Overall, considering the experiment setup used herein, XLPE showed superior performance under high-voltage conditions, with lower PDI intensity and greater resistance to advanced aging. This makes it best suited for medium and high voltage applications, where electrical stress is significant. EPR, on the other hand, was shown to be more stable at low voltages (<11 kV), with uniform behavior even at moderate levels of aging. However, at high voltages, the material showed greater susceptibility to degradation, reflected in the sharp growth of the PDI and greater dispersion of the results, considering the experimental setup employed herein.

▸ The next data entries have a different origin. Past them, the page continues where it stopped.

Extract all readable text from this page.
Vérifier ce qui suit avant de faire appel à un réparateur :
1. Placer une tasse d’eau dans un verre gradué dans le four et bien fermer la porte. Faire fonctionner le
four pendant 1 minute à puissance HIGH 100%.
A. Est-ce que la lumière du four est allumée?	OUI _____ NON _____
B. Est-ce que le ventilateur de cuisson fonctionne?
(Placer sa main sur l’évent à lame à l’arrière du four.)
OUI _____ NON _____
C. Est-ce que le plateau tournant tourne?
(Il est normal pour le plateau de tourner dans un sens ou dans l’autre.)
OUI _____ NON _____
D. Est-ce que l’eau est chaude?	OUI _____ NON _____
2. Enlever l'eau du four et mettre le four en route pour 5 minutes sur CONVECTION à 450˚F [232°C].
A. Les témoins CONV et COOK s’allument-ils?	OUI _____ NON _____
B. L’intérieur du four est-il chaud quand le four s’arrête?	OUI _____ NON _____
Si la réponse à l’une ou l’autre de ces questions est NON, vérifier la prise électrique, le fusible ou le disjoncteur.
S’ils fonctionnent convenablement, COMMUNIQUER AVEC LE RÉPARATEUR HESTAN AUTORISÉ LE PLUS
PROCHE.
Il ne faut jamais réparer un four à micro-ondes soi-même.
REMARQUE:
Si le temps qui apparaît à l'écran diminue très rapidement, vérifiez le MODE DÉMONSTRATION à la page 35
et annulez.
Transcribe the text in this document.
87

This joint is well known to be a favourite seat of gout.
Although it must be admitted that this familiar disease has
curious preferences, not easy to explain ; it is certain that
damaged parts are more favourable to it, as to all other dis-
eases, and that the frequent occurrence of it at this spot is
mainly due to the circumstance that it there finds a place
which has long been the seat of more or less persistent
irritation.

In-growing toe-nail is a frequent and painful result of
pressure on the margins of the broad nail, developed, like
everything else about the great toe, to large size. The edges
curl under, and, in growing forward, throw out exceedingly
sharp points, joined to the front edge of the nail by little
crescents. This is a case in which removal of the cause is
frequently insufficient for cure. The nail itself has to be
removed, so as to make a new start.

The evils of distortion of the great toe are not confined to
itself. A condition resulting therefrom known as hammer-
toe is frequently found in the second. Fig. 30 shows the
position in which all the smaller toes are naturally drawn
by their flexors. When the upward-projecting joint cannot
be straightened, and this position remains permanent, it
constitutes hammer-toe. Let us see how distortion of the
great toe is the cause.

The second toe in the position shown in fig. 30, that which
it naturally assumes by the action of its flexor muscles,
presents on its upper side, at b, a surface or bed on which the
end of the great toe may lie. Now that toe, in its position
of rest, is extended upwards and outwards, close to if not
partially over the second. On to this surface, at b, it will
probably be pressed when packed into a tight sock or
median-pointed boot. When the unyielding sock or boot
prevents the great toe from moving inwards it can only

Heat maps and boxplots highlighted the correlation between %ENV and PDI, especially at high voltages. As aging and stress increase, PDI levels become more pronounced and variable, highlighting the complex interaction between these factors. Furthermore, the presence of outliers under critical conditions indicates the heterogeneity of degradation in the materials, mainly in the EPR, suggesting that localized areas of greater deterioration may compromise the dielectric integrity of the entire cable.
The results presented provide important contributions toward an adept understanding into the behavior of cable insulation when subject to accelerated aging, thus contributing to the development of diagnostic and predictive maintenance strategies in electrical systems.
Additionally, it is recommended that future studies explore the influence of other factors, such as humidity and chemical agents, as well as carry out tests to obtain the dissipation factor and accumulated partial discharges to reach a more comprehensive understanding of the degradation of insulated cables. These factors can complement the presented analyses and improve the service life prediction models for XLPE- and EPR-insulated cables under diverse operating conditions.